IIoT manufacturing providers PTC and Siemens use InfluxDB as the time series engine for their industrial platforms to deliver high performance for IIoT and IoT at scale. InfluxDB Cloud is also fully integrated as the time series data store within PTC Cloud on Microsoft Azure. 

 

 Other top IIoT platforms, including Bosch ctrlXSiemens WinCC OA, Akenza IoT and Cogent DataHub are also partnering with InfluxData to use InfluxDB as a supported persistence provider and data historian, Gilmore said. 
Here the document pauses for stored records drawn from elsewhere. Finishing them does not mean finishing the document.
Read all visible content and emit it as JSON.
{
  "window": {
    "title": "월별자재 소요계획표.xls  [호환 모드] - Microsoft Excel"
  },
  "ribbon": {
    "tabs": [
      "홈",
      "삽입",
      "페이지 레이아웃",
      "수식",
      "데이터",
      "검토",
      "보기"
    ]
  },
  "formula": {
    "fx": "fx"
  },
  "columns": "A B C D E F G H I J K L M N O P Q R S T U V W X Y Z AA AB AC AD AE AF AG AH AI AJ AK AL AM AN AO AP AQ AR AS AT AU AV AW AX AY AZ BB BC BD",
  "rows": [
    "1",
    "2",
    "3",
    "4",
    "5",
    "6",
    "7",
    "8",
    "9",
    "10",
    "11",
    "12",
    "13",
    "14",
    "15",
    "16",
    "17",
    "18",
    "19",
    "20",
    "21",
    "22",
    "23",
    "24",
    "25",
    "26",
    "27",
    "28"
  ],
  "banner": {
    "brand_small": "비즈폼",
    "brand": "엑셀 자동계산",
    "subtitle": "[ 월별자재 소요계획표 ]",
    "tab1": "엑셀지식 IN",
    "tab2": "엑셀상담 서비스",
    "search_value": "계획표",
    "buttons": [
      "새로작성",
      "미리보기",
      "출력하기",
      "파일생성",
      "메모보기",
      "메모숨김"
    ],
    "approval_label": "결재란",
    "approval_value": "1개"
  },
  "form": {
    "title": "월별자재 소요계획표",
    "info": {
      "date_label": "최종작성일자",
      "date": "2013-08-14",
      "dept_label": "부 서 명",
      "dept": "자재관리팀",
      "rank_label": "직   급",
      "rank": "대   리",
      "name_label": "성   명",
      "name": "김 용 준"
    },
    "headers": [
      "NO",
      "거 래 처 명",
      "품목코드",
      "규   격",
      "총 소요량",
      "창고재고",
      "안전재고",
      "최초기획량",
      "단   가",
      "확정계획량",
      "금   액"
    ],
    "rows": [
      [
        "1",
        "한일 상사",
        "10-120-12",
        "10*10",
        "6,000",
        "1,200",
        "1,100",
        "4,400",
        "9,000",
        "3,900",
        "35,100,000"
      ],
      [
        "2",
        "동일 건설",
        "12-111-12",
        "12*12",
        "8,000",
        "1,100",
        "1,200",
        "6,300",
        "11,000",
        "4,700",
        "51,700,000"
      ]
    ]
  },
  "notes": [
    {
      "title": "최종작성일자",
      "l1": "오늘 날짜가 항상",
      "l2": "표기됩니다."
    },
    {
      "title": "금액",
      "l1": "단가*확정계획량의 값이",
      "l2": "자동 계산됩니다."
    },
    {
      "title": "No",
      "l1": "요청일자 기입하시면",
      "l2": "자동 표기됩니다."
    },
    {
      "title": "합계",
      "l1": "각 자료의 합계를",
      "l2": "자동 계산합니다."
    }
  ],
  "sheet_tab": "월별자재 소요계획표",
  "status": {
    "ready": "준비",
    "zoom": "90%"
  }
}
IoT Developers Also Benefit from InfluxData’s Scripting Language 

Another valuable tool for IIoT projects is InfluxData’s purpose-built time series scripting language Flux. “It provides so many conveniences for time series analysis beyond what you can do even in the time-series specific SQL implementations,” Gilmore said. 
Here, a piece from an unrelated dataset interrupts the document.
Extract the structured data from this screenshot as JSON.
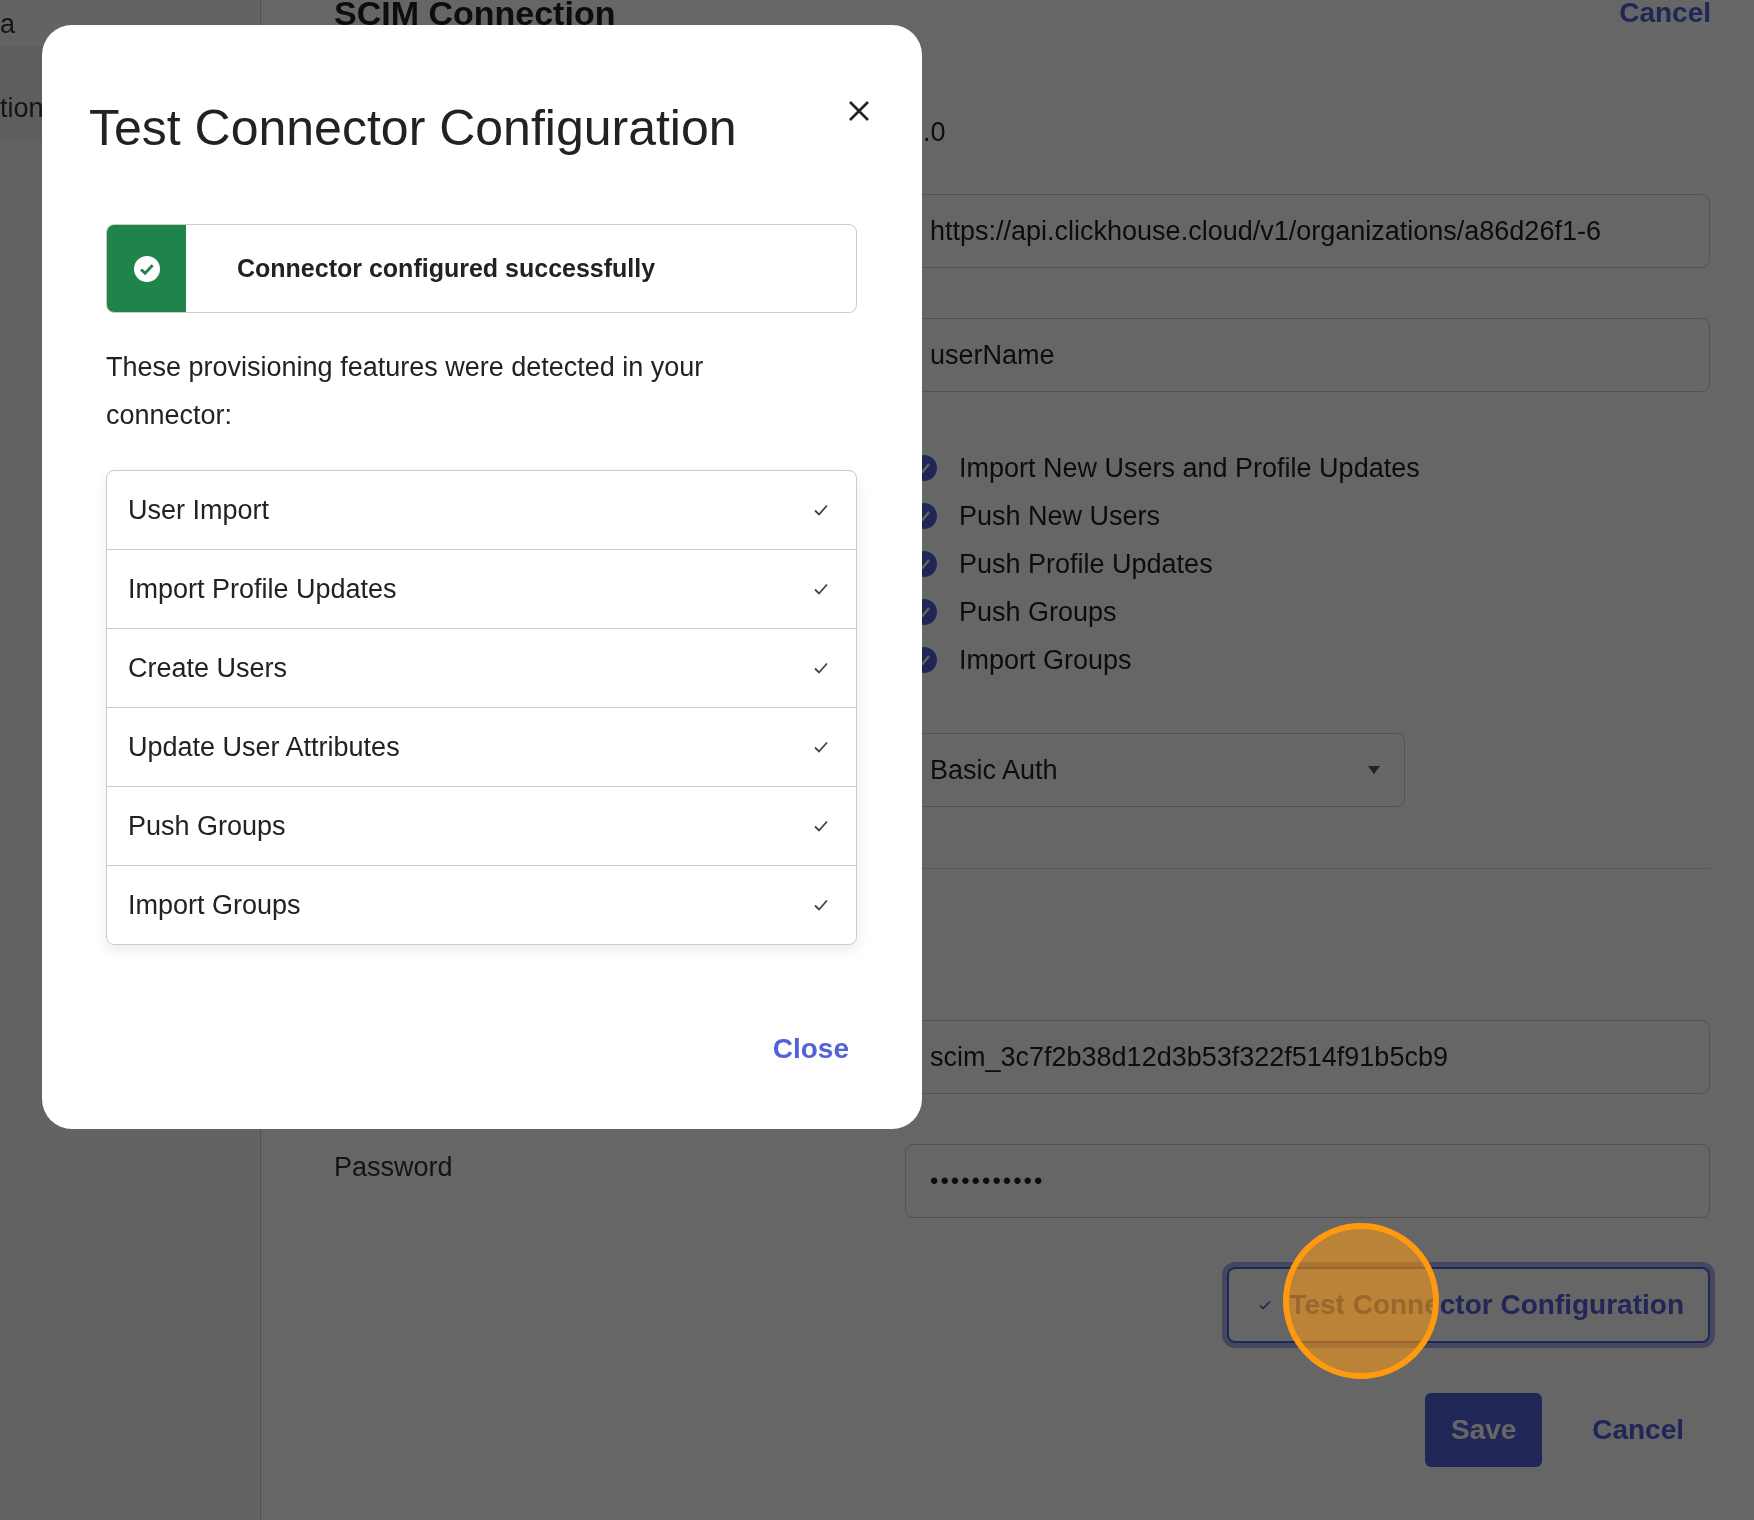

[Flux] is designed from the ground up for developer and analyst productivity, provides an inline planner and optimizer and can truly plow through extraordinarily large volumes of time series data in InfluxDB. 

 

It also has extensions for developers to interact with more than 14 different SQL-based databases to join relational data with the time series data within InfluxDB and send summarized or aggregated data to those SQL systems. When you pair this with our developer tools and APIs, it’s a big part of our users’ ability to build applications and solutions that can handle the massive scale and complexity you’ve called out above.

 

As we continue forward, adding SQL support to enable an even larger audience of users seems like a logical next step.  

At least one analyst said InfluxData’s new features and an expanding ecosystem could fill gaps of IIoT developers.  

 

Rachel Stephens, a senior analyst at RedMonk, said. “Time series data provides crucial context in industrial and IoT settings. InfluxData aims to help its customers better understand the data from their connected devices.”

 

“There are several challenges to managing IoT data,” she added, including, “[T]he volume of devices is growing rapidly, the environments are heterogeneous and unpredictable, the devices are often resource-constrained, and the rate of data creation can be immense. Successfully managing data from connected devices requires solutions that are lightweight, resilient, and scalable.”